There is no small amount of cringe in looking back through the founding moments of the many-tentacled monster which would subsequently take over the planet, but so too is there a note of melancholy. 

There was an “everything all at once” appeal to its earliest iterations, part blog, part photo album, part discussion forum, that’s lacking in its presumptive replacements, each of which emphasises one major use — chat, images, video, text — at the expense of all others.

I still make jokes and read news via Twitter (although for how much longer that will be usable remains to be seen) and, increasingly, the charming and less populated BlueSky. 

I chat and share personal photos on WhatsApp.

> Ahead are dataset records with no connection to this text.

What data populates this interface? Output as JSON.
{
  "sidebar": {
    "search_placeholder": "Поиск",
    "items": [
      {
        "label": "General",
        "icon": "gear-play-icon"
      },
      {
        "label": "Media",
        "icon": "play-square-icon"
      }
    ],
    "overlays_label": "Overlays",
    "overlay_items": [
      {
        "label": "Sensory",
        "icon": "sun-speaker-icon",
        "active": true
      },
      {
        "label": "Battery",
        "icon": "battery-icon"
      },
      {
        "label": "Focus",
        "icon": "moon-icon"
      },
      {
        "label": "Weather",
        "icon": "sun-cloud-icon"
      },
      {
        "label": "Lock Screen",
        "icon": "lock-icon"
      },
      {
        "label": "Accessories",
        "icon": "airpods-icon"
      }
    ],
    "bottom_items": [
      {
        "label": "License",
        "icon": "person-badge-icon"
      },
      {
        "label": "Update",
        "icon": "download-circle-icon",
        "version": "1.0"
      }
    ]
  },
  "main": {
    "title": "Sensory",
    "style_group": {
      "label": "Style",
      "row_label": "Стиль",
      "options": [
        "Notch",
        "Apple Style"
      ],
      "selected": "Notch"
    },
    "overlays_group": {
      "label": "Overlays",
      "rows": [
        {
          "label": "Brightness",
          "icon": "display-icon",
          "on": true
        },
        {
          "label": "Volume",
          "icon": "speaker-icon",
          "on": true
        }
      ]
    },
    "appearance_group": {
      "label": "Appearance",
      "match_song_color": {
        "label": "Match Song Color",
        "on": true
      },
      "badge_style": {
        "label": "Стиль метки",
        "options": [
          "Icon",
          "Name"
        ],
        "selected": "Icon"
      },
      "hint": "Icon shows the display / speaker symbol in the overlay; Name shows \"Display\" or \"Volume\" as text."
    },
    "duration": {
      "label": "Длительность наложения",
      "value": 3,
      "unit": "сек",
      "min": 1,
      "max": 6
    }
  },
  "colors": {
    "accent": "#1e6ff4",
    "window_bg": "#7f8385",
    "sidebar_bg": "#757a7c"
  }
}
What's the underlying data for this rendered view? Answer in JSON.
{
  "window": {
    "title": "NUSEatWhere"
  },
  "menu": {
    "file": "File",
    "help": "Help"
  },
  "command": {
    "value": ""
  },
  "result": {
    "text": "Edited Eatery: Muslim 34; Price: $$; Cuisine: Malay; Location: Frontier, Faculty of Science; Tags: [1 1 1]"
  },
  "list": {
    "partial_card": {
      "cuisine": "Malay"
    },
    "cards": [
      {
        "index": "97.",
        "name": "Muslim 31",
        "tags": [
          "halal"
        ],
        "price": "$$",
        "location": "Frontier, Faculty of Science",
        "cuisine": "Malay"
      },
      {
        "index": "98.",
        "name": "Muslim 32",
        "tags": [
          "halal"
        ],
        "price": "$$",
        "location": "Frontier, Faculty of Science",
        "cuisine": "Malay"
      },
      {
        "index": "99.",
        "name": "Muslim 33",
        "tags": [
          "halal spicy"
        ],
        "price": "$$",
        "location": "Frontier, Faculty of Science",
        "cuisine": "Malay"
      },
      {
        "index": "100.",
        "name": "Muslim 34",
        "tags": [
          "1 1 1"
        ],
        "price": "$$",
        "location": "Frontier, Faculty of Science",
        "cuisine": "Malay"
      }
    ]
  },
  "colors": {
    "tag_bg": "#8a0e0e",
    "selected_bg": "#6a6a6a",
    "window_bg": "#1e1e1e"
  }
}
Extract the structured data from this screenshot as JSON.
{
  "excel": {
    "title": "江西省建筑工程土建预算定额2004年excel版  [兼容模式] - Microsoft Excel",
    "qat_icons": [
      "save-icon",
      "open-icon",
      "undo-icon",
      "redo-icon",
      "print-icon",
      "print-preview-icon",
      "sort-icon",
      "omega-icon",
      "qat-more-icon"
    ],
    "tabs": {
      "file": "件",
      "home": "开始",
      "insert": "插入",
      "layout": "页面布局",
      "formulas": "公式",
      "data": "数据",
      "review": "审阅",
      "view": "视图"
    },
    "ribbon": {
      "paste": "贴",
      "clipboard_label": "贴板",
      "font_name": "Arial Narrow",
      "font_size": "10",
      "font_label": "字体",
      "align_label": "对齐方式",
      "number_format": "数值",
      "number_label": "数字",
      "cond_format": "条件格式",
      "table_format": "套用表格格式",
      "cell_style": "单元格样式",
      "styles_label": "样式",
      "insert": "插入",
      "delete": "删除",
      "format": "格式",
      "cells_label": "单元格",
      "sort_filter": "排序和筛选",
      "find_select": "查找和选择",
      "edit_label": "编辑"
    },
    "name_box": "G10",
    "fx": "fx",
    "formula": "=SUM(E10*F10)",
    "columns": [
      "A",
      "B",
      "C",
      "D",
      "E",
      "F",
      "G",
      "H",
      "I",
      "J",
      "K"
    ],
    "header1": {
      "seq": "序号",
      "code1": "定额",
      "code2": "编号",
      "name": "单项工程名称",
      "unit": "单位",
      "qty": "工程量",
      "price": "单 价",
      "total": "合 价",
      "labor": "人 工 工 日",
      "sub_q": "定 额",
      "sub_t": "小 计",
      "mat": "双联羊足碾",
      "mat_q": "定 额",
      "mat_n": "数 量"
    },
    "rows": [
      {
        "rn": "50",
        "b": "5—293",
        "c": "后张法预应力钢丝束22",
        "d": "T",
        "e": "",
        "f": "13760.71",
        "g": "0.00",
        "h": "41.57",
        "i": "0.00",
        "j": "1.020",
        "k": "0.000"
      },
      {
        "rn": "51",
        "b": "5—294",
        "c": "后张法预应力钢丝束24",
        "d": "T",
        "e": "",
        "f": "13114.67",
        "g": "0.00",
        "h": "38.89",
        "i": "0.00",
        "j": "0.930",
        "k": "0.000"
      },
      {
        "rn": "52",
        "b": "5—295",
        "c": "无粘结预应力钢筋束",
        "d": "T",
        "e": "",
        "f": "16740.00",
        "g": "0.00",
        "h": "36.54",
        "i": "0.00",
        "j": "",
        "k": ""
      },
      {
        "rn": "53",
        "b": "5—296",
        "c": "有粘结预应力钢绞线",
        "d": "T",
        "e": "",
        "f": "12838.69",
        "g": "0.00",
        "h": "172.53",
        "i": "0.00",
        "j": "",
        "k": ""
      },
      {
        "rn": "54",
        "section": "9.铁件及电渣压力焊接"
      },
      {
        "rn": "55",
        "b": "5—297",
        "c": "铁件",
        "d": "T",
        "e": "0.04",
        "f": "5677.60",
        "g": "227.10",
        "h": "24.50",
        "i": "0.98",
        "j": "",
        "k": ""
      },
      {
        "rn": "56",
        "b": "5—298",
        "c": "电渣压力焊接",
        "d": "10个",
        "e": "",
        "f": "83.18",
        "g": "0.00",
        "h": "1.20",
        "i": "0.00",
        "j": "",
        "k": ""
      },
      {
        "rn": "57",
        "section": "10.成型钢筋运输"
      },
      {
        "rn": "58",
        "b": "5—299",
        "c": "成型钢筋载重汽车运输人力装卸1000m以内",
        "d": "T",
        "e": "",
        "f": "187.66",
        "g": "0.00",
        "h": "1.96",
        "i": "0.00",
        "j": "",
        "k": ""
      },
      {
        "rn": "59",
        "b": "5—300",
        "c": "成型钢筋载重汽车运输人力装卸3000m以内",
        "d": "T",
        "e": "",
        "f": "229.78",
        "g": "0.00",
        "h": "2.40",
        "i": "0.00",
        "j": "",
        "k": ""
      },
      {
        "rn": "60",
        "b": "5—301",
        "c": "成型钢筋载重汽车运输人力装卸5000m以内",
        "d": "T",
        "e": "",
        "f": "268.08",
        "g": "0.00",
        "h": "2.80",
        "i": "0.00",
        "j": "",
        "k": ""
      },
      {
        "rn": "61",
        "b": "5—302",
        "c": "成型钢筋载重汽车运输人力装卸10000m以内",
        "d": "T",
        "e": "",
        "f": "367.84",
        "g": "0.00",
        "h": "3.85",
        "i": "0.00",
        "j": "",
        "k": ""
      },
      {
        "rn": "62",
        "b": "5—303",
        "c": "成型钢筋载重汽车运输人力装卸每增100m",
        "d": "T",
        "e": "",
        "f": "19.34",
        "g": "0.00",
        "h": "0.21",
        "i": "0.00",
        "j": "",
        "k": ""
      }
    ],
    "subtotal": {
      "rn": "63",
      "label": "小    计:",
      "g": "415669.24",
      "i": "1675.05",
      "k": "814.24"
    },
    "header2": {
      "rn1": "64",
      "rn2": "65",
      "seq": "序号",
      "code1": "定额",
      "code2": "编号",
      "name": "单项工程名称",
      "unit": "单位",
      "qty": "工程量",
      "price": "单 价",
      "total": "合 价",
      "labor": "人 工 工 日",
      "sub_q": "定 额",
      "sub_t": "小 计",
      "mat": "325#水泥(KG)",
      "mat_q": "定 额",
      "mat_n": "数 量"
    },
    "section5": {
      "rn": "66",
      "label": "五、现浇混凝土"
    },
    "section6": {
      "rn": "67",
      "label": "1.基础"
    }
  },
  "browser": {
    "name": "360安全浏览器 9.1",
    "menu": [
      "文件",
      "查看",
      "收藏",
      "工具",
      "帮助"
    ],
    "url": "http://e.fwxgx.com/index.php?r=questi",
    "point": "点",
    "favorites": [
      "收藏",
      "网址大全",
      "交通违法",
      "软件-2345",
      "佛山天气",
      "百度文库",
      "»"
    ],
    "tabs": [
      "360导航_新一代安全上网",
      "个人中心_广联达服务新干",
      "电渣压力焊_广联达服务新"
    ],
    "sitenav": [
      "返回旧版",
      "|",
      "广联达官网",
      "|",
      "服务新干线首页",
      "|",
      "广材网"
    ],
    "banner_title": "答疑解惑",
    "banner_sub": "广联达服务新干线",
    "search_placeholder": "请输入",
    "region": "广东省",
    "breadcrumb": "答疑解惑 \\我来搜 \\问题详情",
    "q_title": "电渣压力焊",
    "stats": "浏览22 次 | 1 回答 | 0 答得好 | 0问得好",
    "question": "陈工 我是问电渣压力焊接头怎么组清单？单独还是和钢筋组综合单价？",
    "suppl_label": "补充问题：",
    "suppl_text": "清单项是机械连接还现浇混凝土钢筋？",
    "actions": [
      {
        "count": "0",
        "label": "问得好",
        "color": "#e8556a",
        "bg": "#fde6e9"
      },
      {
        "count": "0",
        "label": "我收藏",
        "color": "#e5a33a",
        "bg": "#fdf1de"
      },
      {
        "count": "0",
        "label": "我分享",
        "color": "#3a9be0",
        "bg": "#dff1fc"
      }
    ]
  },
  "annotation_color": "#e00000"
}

As an old man, I use TikTok the way I use YouTube; as a place where I watch things but never say anything myself, since an active, content-providing TikTok presence seems limited to those younger than my generation, or else people who want their online interactions to lead with their face and voice.

As for Facebook, I use it to remember the founding embers of this whole explosion of online life, for about as long as I can stand the constant fake podcast videos and strange rants from older, angry people that I do not know.

That, and to get birthday messages from my favourite funk and soul night in Dublin. 

Which reminds me, I really should pop along sometime.